La plantation


Il s'agit en fait d'essartage, c'est à dire de culture sur brûlis en forêt. Ici on appelle ça un peu moins scientifiquement la plantation en brousse!
Des morceaux de forêt sont défrichés par les hommes de la famille et la parcelle est "nettoyée" en y mettant le feu.

La plantation

Le temps de rotation sur chaque parcelle dépend de la fertilité de la terre (relativement pauvre) et ne dépasse pas trois ans.
Le reste du travail, planter, entretenir, cultiver et transporter les légumes est le travail de la femme et je peux vous dire que c'est un travail énorme!
A Franceville les mamans sont obligées d'aller très loin pour avoir un morceau de brousse, de 10 et 30 km et se font emmener par des taxi-brousse non officiels appelés ici les clandos.

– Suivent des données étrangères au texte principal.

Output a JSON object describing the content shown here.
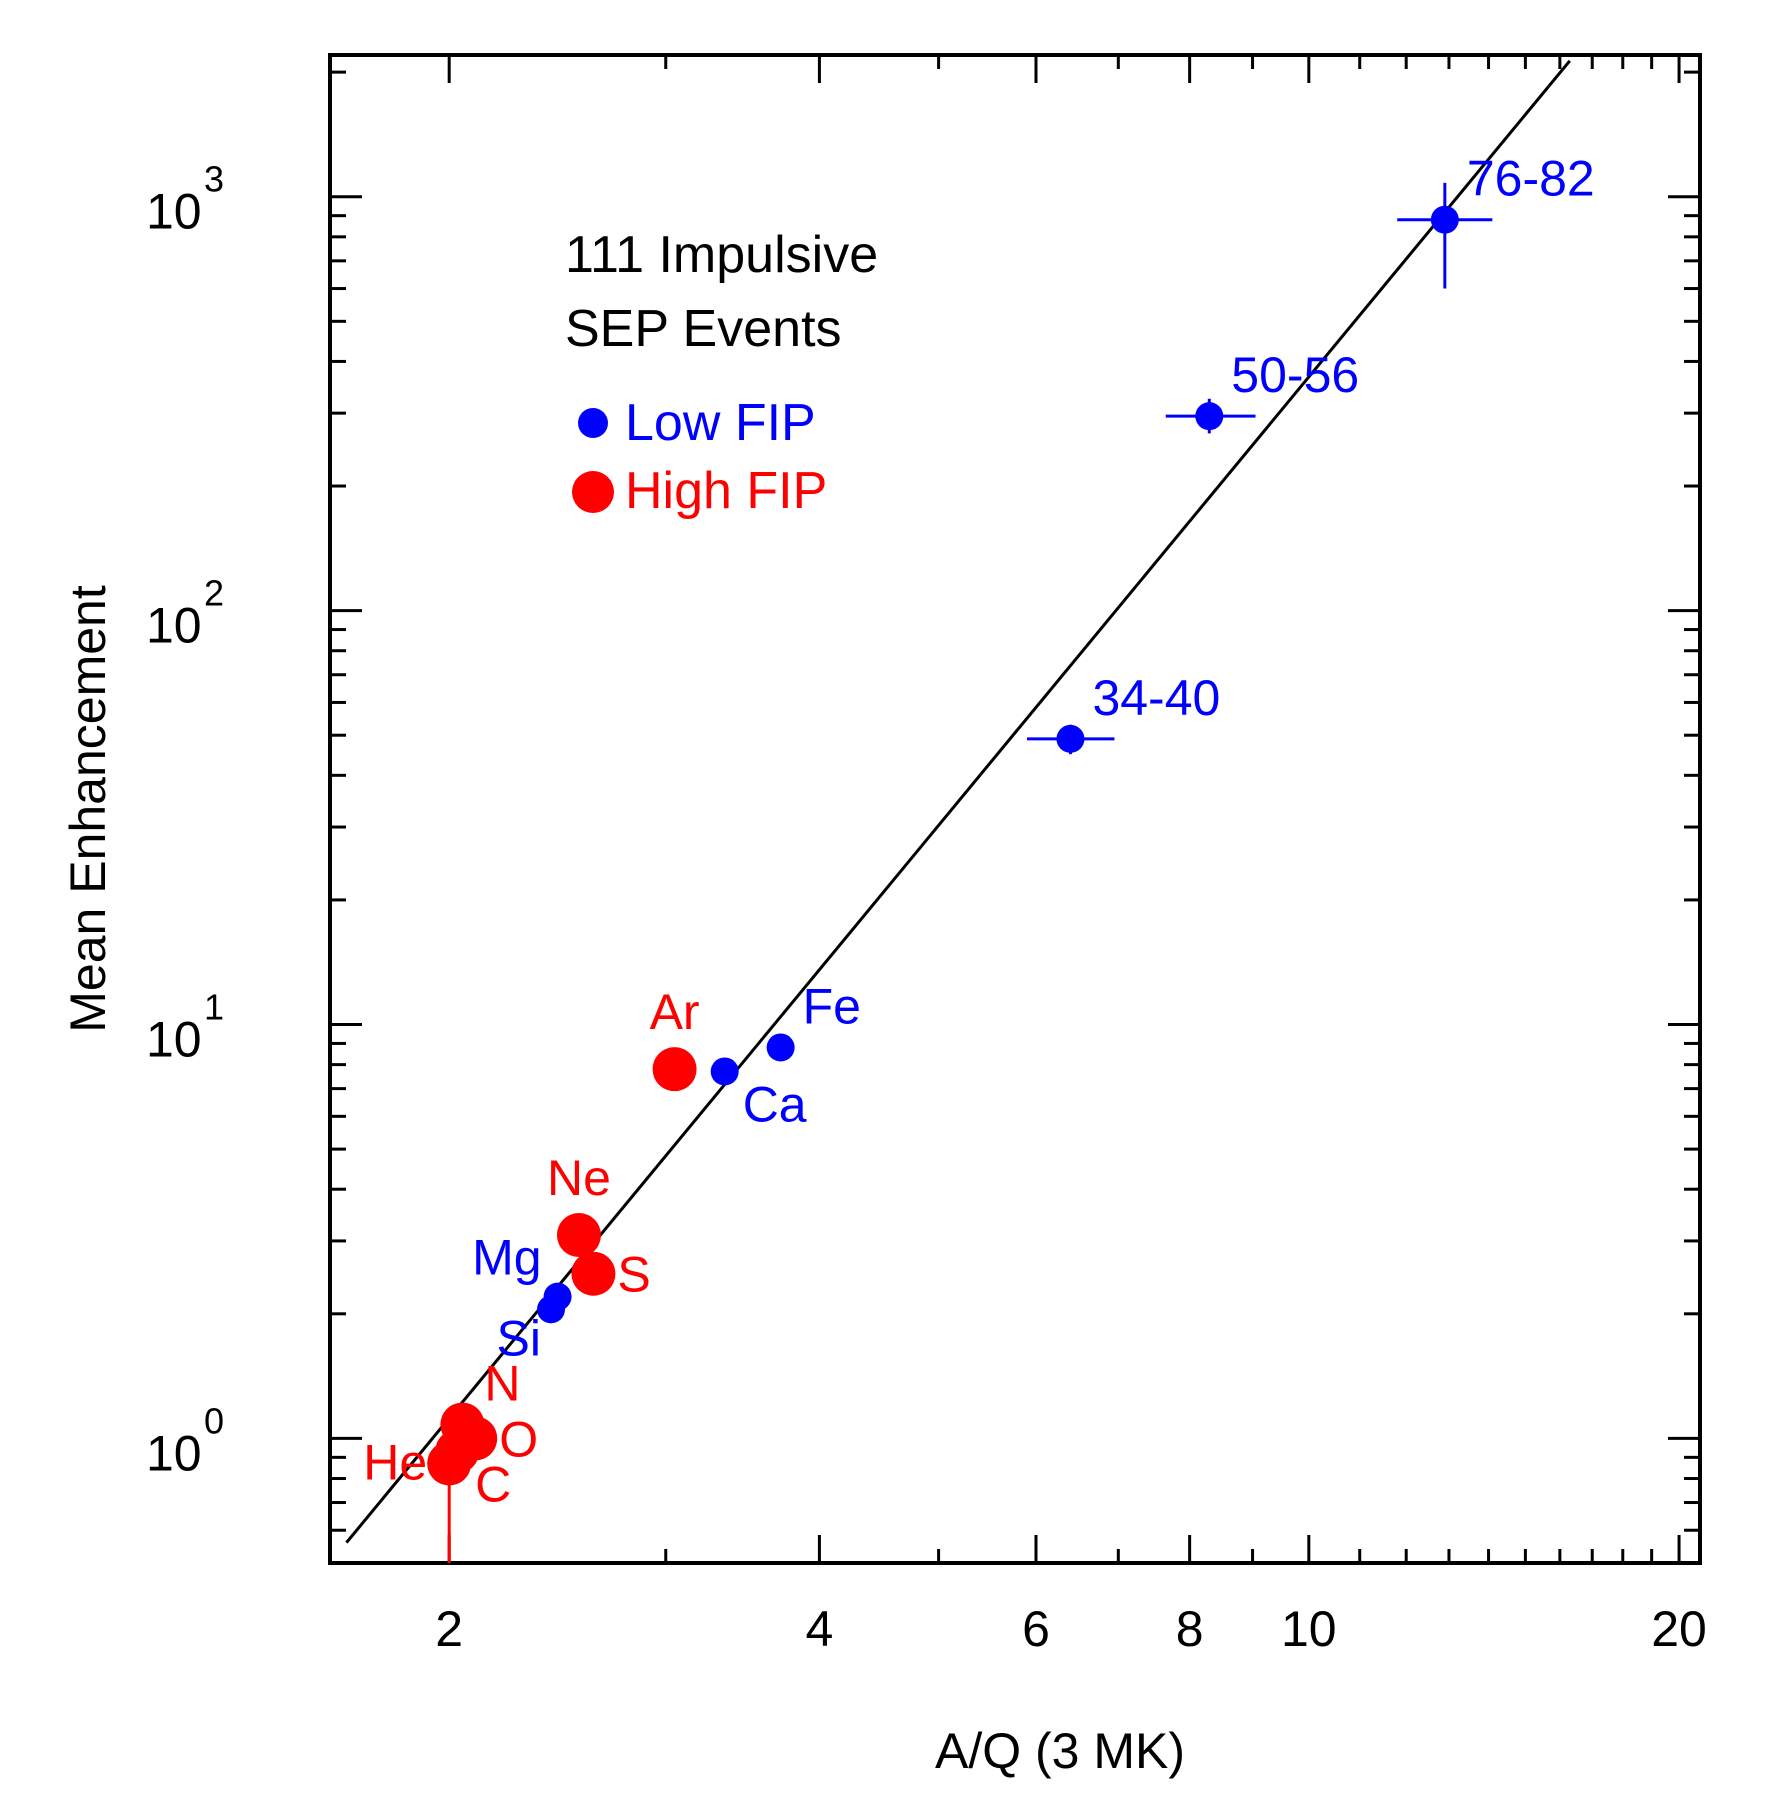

De la route à leur parcelle tout se fait à pied sur des petits layons.


Je vais vous parler plus spécialement des plantations d'Albertine :

Albertine a eu par son mariage des plantations à 18 km de Franceville. De la route à sa plantation il reste 20 min de marche en forêt. Elle a environ 3 hectares de forêt, 1/2 hectare en plantation, ouverte en septembre 2004, une en culture ouverte l'an dernier (2003) et une plus ancienne sur laquelle elle ramasse les régimes de bananes. Le reste est en jachère et envahi par des parasoliers (des arbres qui poussent vite au soleil). Elle y passe tous ses week-ends, surtout en fin d'année, grande saison des pluies idéale pour planter. Elle entretient également les plantations de manioc qu'elle partage avec sa mère et ses soeurs. Le manioc c'est un peu compliqué et mérite une page qui lui est spécialement consacrée.

Qu'est-ce qu'on y plante ?

Le but est d'occuper toute la parcelle en répartissant au mieux les boutures et les graines.

Des boutures de bananiers, espacées de deux mètres environ.
Le maïs semé par poquet de trois graines.
L'oseille semée par poquet de cinq graines.
L'aubergine locale, la plus agréable à planter : il suffit de mâchouiller une aubergine qui a trop rougi (on les mange vertes) et de la lancer.
L'igname : à chaque igname prélevé dans la parcelle de récolte on sépare une petite partie qu'on bouture dans la nouvelle parcelle. Certains tubercules d'igname de la parcelle de récolte sont entièrement découpés (en 6 environ) et bouturés dans la nouvelle parcelle.
Des épinards locaux, qui sont une liane qui pousse sur les souches restantes de la plantation, bouturés également à partir des lianes des années précédentes.
Le taro, tubercule bouturé également.
Le légume qui est en fait une feuille.
L'ananas aussi se bouture au moment de sa récolte (de décembre à janvier pour les meilleurs!).

J'oublie sans doute encore des plantes, mais je pense que cela dépend beaucoup de la semeuse!

Qu'est-ce qu'on ramasse ?

Ben ce qui est mûr ! On tourne sur les trois parcelles, la plus ancienne pour vérifier s'il y a un régime de bananes. Sur la parcelle de récolte on ramasse tout ce qui est à maturité. Et en chemin on en profite pour ramasser l'oseille indigène ou encore l'ail indigène qui n'ont rien à voir avec ce que vous connaissez  : ce sont des feuilles dont le goût est très proche des aliments dont elles portent le nom.

Tout se traîne dans des paniers sur le dos ou attaché sur le dessus de la tête et les mamans peuvent traîner des charges de plus de 50 kg.